3 The verdict form did not specify what accident Doherty would have been at fault for— just the striking of Ruther, or also for Ruther striking Coffin. 4

other grounds. The court heard arguments on July 7, and on August 7 entered a

written order granting the motion for new trial. The court stated “A stop in traffic is

not an uncommon or unforeseen event on the traveled roadway and, therefore, is

not a sudden emergency,” finding it was an error of law under Beyer v. Todd, 601

N.W.2d 35 (Iowa 1999), to have included the sudden emergency instruction

requested by Doherty. The court did not rule on the other grounds raised by Coffin.

Doherty appeals.

II. Standard of Review

The scope of appellate review in a ruling on a motion for new trial depends

on the grounds of the motion. Winger v. CM Holdings, L.L.C., 881 N.W.2d 433,

445 (Iowa 2016). “If the ruling granting a new trial was prompted by a motion

based on a legal question, as in this case, our review is for errors at law.” Olson

v. Sumpter, 728 N.W.2d 844, 848 (Iowa 2007). “We are slower to interfere with

the grant of a new trial than with its denial.” Bryant v. Parr, 872 N.W.2d 366, 375

(Iowa 2015) (quoting Cowan v. Flannery, 461 N.W.2d 155, 157 (Iowa 1990)).

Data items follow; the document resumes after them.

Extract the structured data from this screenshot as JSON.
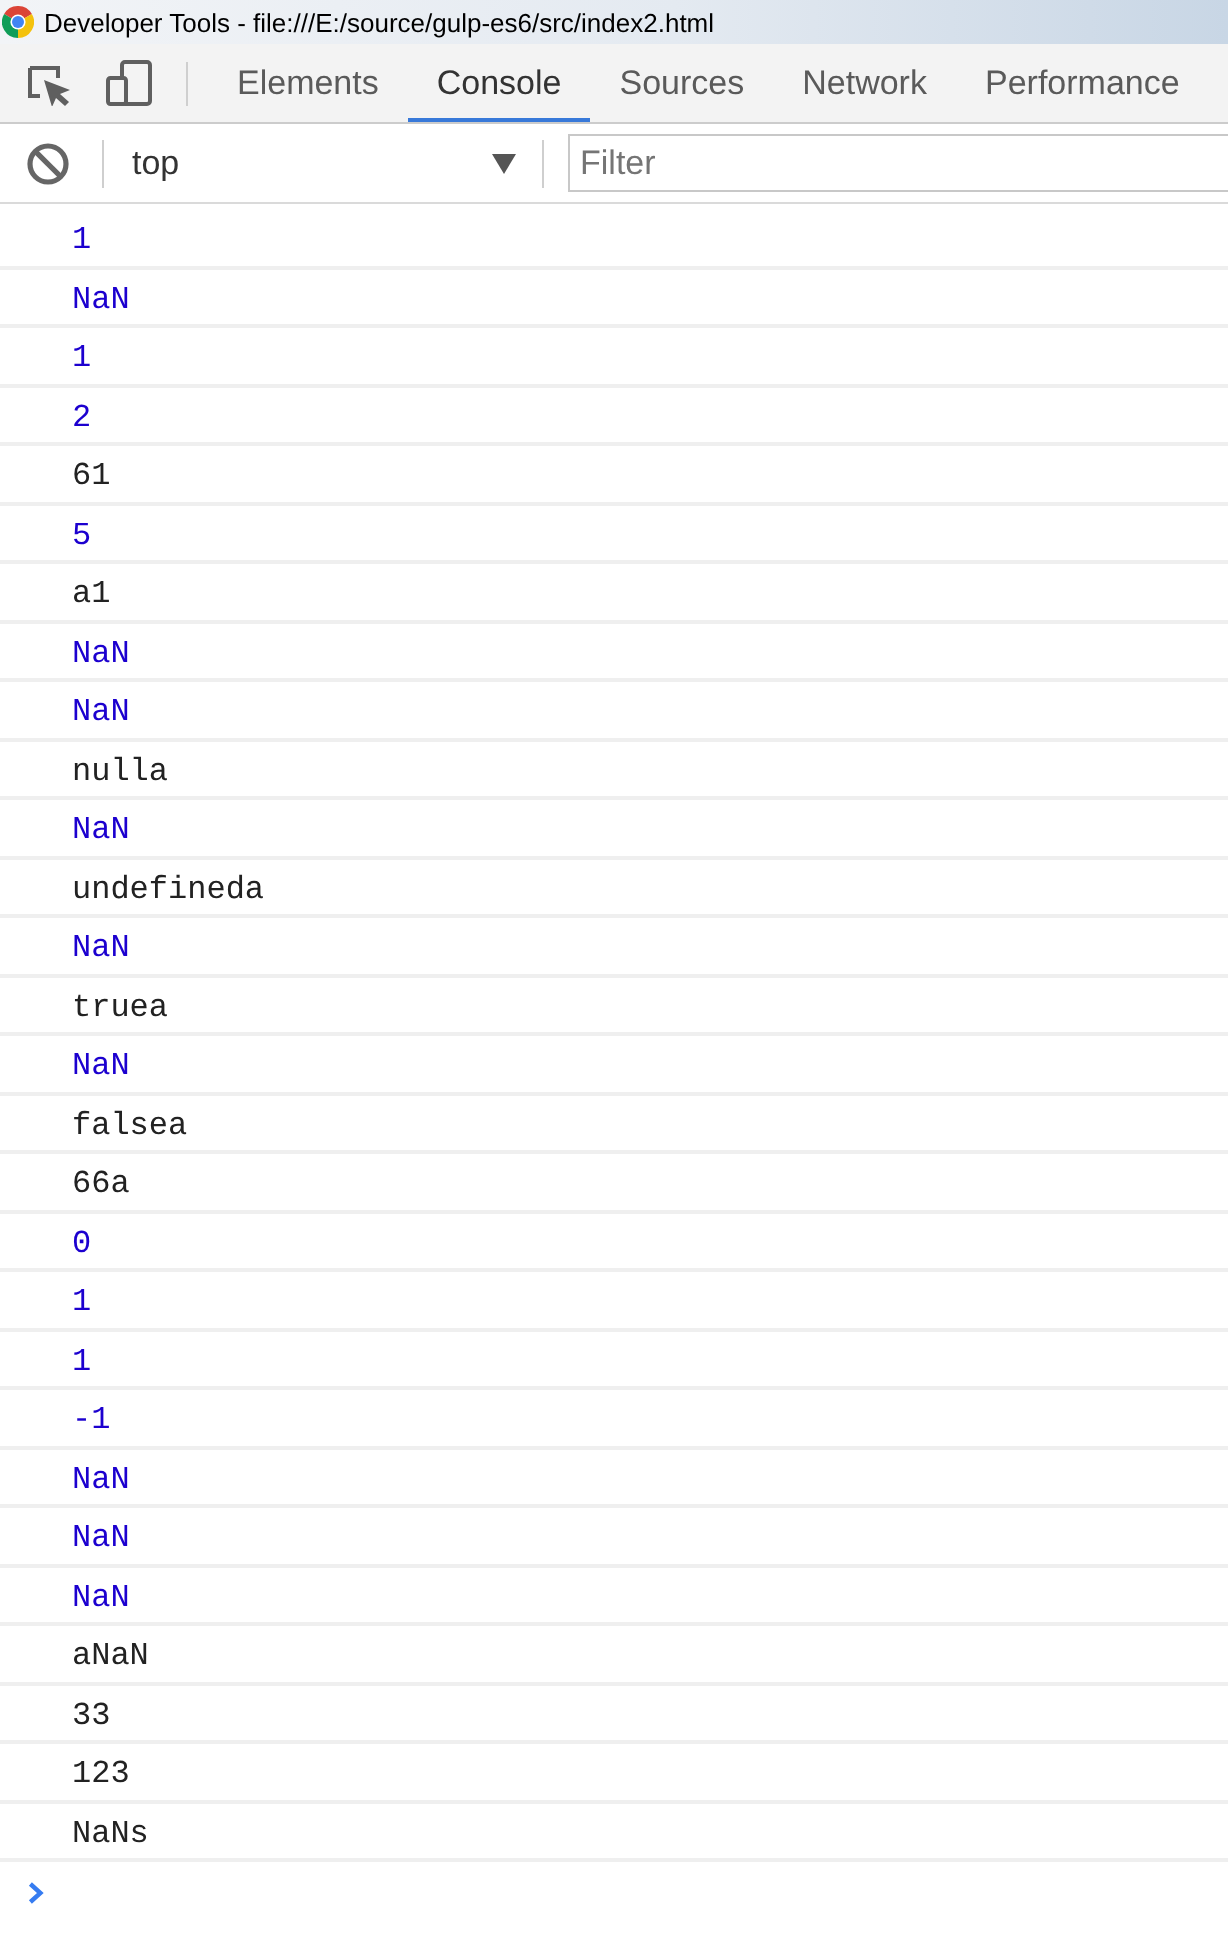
{
  "window": {
    "title": "Developer Tools - file:///E:/source/gulp-es6/src/index2.html"
  },
  "tabs": [
    {
      "label": "Elements",
      "selected": false
    },
    {
      "label": "Console",
      "selected": true
    },
    {
      "label": "Sources",
      "selected": false
    },
    {
      "label": "Network",
      "selected": false
    },
    {
      "label": "Performance",
      "selected": false
    }
  ],
  "toolbar": {
    "context": "top",
    "filter": {
      "placeholder": "Filter"
    }
  },
  "messages": [
    {
      "kind": "number",
      "text": "1"
    },
    {
      "kind": "number",
      "text": "NaN"
    },
    {
      "kind": "number",
      "text": "1"
    },
    {
      "kind": "number",
      "text": "2"
    },
    {
      "kind": "string",
      "text": "61"
    },
    {
      "kind": "number",
      "text": "5"
    },
    {
      "kind": "string",
      "text": "a1"
    },
    {
      "kind": "number",
      "text": "NaN"
    },
    {
      "kind": "number",
      "text": "NaN"
    },
    {
      "kind": "string",
      "text": "nulla"
    },
    {
      "kind": "number",
      "text": "NaN"
    },
    {
      "kind": "string",
      "text": "undefineda"
    },
    {
      "kind": "number",
      "text": "NaN"
    },
    {
      "kind": "string",
      "text": "truea"
    },
    {
      "kind": "number",
      "text": "NaN"
    },
    {
      "kind": "string",
      "text": "falsea"
    },
    {
      "kind": "string",
      "text": "66a"
    },
    {
      "kind": "number",
      "text": "0"
    },
    {
      "kind": "number",
      "text": "1"
    },
    {
      "kind": "number",
      "text": "1"
    },
    {
      "kind": "number",
      "text": "-1"
    },
    {
      "kind": "number",
      "text": "NaN"
    },
    {
      "kind": "number",
      "text": "NaN"
    },
    {
      "kind": "number",
      "text": "NaN"
    },
    {
      "kind": "string",
      "text": "aNaN"
    },
    {
      "kind": "string",
      "text": "33"
    },
    {
      "kind": "string",
      "text": "123"
    },
    {
      "kind": "string",
      "text": "NaNs"
    }
  ]
}
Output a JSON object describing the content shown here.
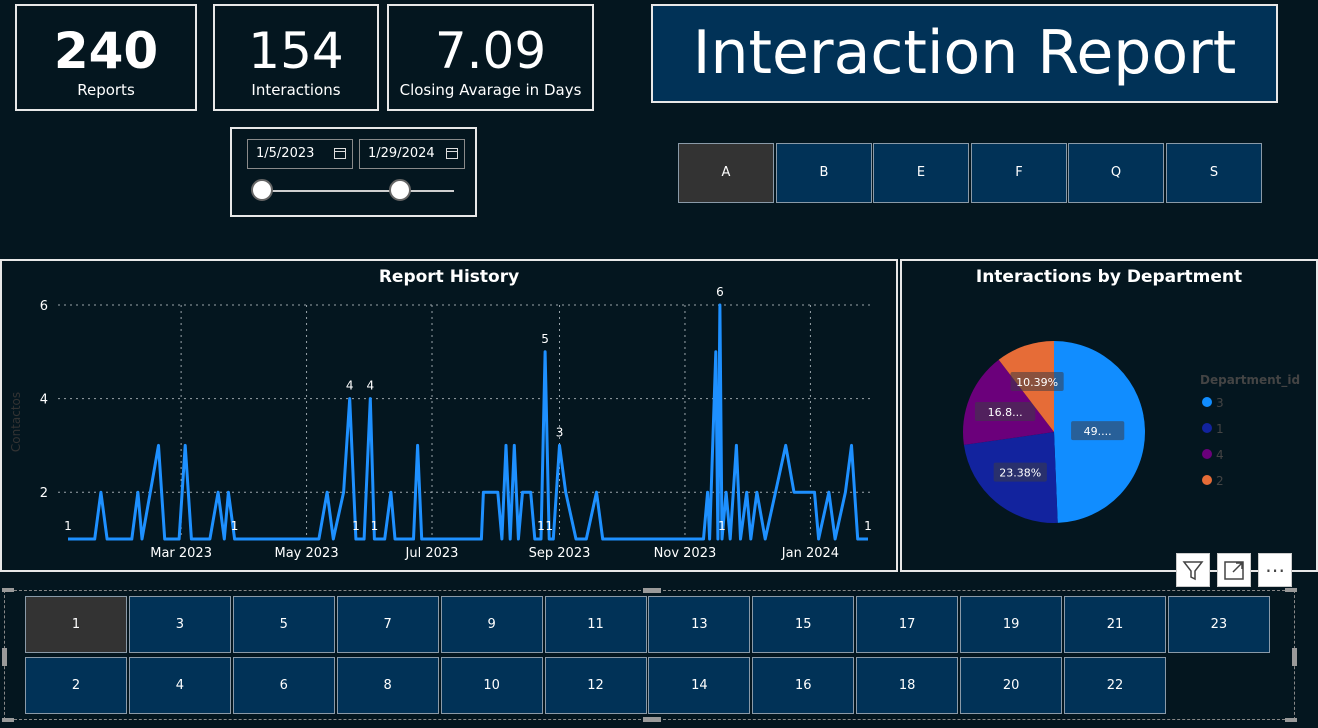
{
  "kpis": [
    {
      "value": "240",
      "label": "Reports"
    },
    {
      "value": "154",
      "label": "Interactions"
    },
    {
      "value": "7.09",
      "label": "Closing Avarage in Days"
    }
  ],
  "title": "Interaction Report",
  "date_range": {
    "start": "1/5/2023",
    "end": "1/29/2024",
    "icon": "calendar-icon"
  },
  "segment_buttons": [
    "A",
    "B",
    "E",
    "F",
    "Q",
    "S"
  ],
  "segment_selected": "A",
  "number_buttons_row1": [
    "1",
    "3",
    "5",
    "7",
    "9",
    "11",
    "13",
    "15",
    "17",
    "19",
    "21",
    "23"
  ],
  "number_buttons_row2": [
    "2",
    "4",
    "6",
    "8",
    "10",
    "12",
    "14",
    "16",
    "18",
    "20",
    "22"
  ],
  "number_selected": "1",
  "visual_actions": {
    "filter_icon": "filter-icon",
    "expand_icon": "expand-icon",
    "more_icon": "more-options-icon",
    "more_label": "⋯"
  },
  "colors": {
    "background": "#04161f",
    "tile": "#013257",
    "selected": "#333333",
    "line": "#1e90ff"
  },
  "chart_data": [
    {
      "type": "line",
      "title": "Report History",
      "ylabel": "Contactos",
      "ylim": [
        1,
        6
      ],
      "yticks": [
        2,
        4,
        6
      ],
      "xlim": [
        "2023-01-05",
        "2024-01-29"
      ],
      "xticks": [
        {
          "date": "2023-03-01",
          "label": "Mar 2023"
        },
        {
          "date": "2023-05-01",
          "label": "May 2023"
        },
        {
          "date": "2023-07-01",
          "label": "Jul 2023"
        },
        {
          "date": "2023-09-01",
          "label": "Sep 2023"
        },
        {
          "date": "2023-11-01",
          "label": "Nov 2023"
        },
        {
          "date": "2024-01-01",
          "label": "Jan 2024"
        }
      ],
      "grid": true,
      "series": [
        {
          "color": "#1e90ff",
          "points": [
            [
              "2023-01-05",
              1
            ],
            [
              "2023-01-18",
              1
            ],
            [
              "2023-01-21",
              2
            ],
            [
              "2023-01-24",
              1
            ],
            [
              "2023-02-05",
              1
            ],
            [
              "2023-02-08",
              2
            ],
            [
              "2023-02-10",
              1
            ],
            [
              "2023-02-14",
              2
            ],
            [
              "2023-02-18",
              3
            ],
            [
              "2023-02-21",
              1
            ],
            [
              "2023-02-28",
              1
            ],
            [
              "2023-03-03",
              3
            ],
            [
              "2023-03-06",
              1
            ],
            [
              "2023-03-15",
              1
            ],
            [
              "2023-03-19",
              2
            ],
            [
              "2023-03-22",
              1
            ],
            [
              "2023-03-24",
              2
            ],
            [
              "2023-03-27",
              1
            ],
            [
              "2023-05-07",
              1
            ],
            [
              "2023-05-11",
              2
            ],
            [
              "2023-05-14",
              1
            ],
            [
              "2023-05-19",
              2
            ],
            [
              "2023-05-22",
              4
            ],
            [
              "2023-05-25",
              1
            ],
            [
              "2023-05-29",
              1
            ],
            [
              "2023-06-01",
              4
            ],
            [
              "2023-06-03",
              1
            ],
            [
              "2023-06-08",
              1
            ],
            [
              "2023-06-11",
              2
            ],
            [
              "2023-06-13",
              1
            ],
            [
              "2023-06-22",
              1
            ],
            [
              "2023-06-24",
              3
            ],
            [
              "2023-06-26",
              1
            ],
            [
              "2023-07-25",
              1
            ],
            [
              "2023-07-26",
              2
            ],
            [
              "2023-08-02",
              2
            ],
            [
              "2023-08-04",
              1
            ],
            [
              "2023-08-06",
              3
            ],
            [
              "2023-08-08",
              1
            ],
            [
              "2023-08-10",
              3
            ],
            [
              "2023-08-12",
              1
            ],
            [
              "2023-08-14",
              2
            ],
            [
              "2023-08-18",
              2
            ],
            [
              "2023-08-20",
              1
            ],
            [
              "2023-08-23",
              1
            ],
            [
              "2023-08-25",
              5
            ],
            [
              "2023-08-27",
              1
            ],
            [
              "2023-08-29",
              1
            ],
            [
              "2023-09-01",
              3
            ],
            [
              "2023-09-04",
              2
            ],
            [
              "2023-09-09",
              1
            ],
            [
              "2023-09-14",
              1
            ],
            [
              "2023-09-19",
              2
            ],
            [
              "2023-09-22",
              1
            ],
            [
              "2023-11-10",
              1
            ],
            [
              "2023-11-12",
              2
            ],
            [
              "2023-11-13",
              1
            ],
            [
              "2023-11-16",
              5
            ],
            [
              "2023-11-17",
              1
            ],
            [
              "2023-11-18",
              6
            ],
            [
              "2023-11-19",
              1
            ],
            [
              "2023-11-21",
              2
            ],
            [
              "2023-11-23",
              1
            ],
            [
              "2023-11-26",
              3
            ],
            [
              "2023-11-28",
              1
            ],
            [
              "2023-12-01",
              2
            ],
            [
              "2023-12-03",
              1
            ],
            [
              "2023-12-06",
              2
            ],
            [
              "2023-12-10",
              1
            ],
            [
              "2023-12-15",
              2
            ],
            [
              "2023-12-20",
              3
            ],
            [
              "2023-12-24",
              2
            ],
            [
              "2024-01-03",
              2
            ],
            [
              "2024-01-05",
              1
            ],
            [
              "2024-01-10",
              2
            ],
            [
              "2024-01-13",
              1
            ],
            [
              "2024-01-18",
              2
            ],
            [
              "2024-01-21",
              3
            ],
            [
              "2024-01-24",
              1
            ],
            [
              "2024-01-29",
              1
            ]
          ]
        }
      ],
      "data_labels": [
        {
          "date": "2023-01-05",
          "value": 1,
          "text": "1"
        },
        {
          "date": "2023-03-27",
          "value": 1,
          "text": "1"
        },
        {
          "date": "2023-05-22",
          "value": 4,
          "text": "4"
        },
        {
          "date": "2023-05-25",
          "value": 1,
          "text": "1"
        },
        {
          "date": "2023-06-01",
          "value": 4,
          "text": "4"
        },
        {
          "date": "2023-06-03",
          "value": 1,
          "text": "1"
        },
        {
          "date": "2023-08-23",
          "value": 1,
          "text": "1"
        },
        {
          "date": "2023-08-25",
          "value": 5,
          "text": "5"
        },
        {
          "date": "2023-08-27",
          "value": 1,
          "text": "1"
        },
        {
          "date": "2023-09-01",
          "value": 3,
          "text": "3"
        },
        {
          "date": "2023-11-18",
          "value": 6,
          "text": "6"
        },
        {
          "date": "2023-11-19",
          "value": 1,
          "text": "1"
        },
        {
          "date": "2024-01-29",
          "value": 1,
          "text": "1"
        }
      ]
    },
    {
      "type": "pie",
      "title": "Interactions by Department",
      "legend_title": "Department_id",
      "legend_position": "right",
      "slices": [
        {
          "label": "3",
          "value": 49.35,
          "display": "49....",
          "color": "#118dff"
        },
        {
          "label": "1",
          "value": 23.38,
          "display": "23.38%",
          "color": "#12239e"
        },
        {
          "label": "4",
          "value": 16.88,
          "display": "16.8...",
          "color": "#6b007b"
        },
        {
          "label": "2",
          "value": 10.39,
          "display": "10.39%",
          "color": "#e66c37"
        }
      ]
    }
  ]
}
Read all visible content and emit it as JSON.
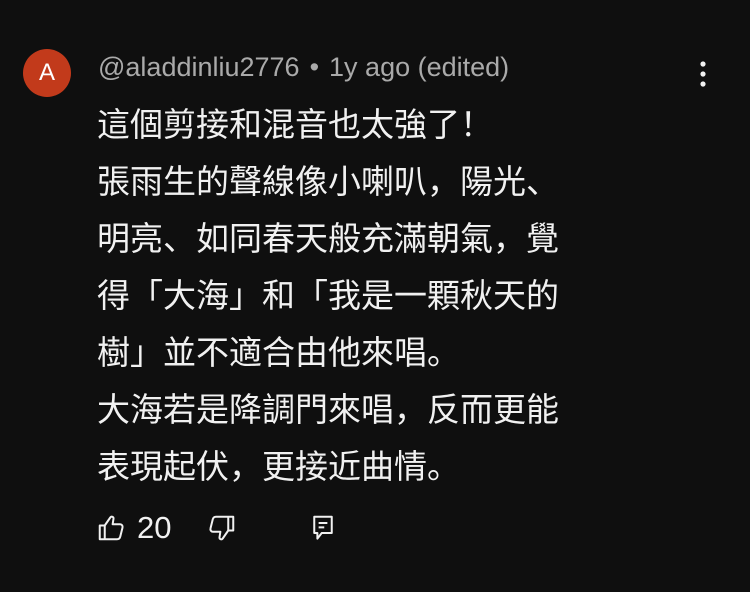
{
  "comment": {
    "avatar_letter": "A",
    "avatar_color": "#c23a1b",
    "author": "@aladdinliu2776",
    "separator": "•",
    "time": "1y ago (edited)",
    "lines": [
      "這個剪接和混音也太強了！",
      "張雨生的聲線像小喇叭，陽光、",
      "明亮、如同春天般充滿朝氣，覺",
      "得「大海」和「我是一顆秋天的",
      "樹」並不適合由他來唱。",
      "大海若是降調門來唱，反而更能",
      "表現起伏，更接近曲情。"
    ],
    "like_count": "20"
  },
  "icons": {
    "more": "vertical-dots-icon",
    "like": "thumbs-up-icon",
    "dislike": "thumbs-down-icon",
    "reply": "reply-comment-icon"
  },
  "colors": {
    "background": "#0f0f0f",
    "text": "#f1f1f1",
    "meta_text": "#aaaaaa"
  }
}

“Challenges to jury instructions are reviewed for correction of errors at law.”

Burkhalter v. Burkhalter, 841 N.W.2d 93, 97 (Iowa 2013). “We must determine

whether the jury instructions presented ‘are a correct statement of the applicable

law based on the evidence presented.’” Koenig v. Koenig, 766 N.W.2d 635, 637

(Iowa 2009) (quoting Le v. Vaknin, 722 N.W.2d 412, 414 (Iowa 2006)).

III. Error Preservation

“Generally, under Iowa Rule of Civil Procedure 1.924, error in jury

instructions is waived if not raised before closing arguments are made to the jury.”

Olson, 728 N.W.2d at 848. The objection must be “sufficiently specific to alert the 5

trial court to the basis of the complaint so that if error does exist the court may

correct it before placing the case in the hands of the jury.” Lynch v. Saddler, 656

N.W.2d 104, 110–11 (Iowa 2003) (quoting Boham v. City of Sioux City, 567 N.W.2d

431, 438 (Iowa 1997)). No grounds or objections not made before the case goes

to the jury can be considered on appeal. Iowa R. Civ. P. 1.924.

Here, Coffin objected to the use of the sudden emergency instruction in a

motion in limine, in discussions with the court before trial, and when reviewing the

jury instructions before the case went to the jury.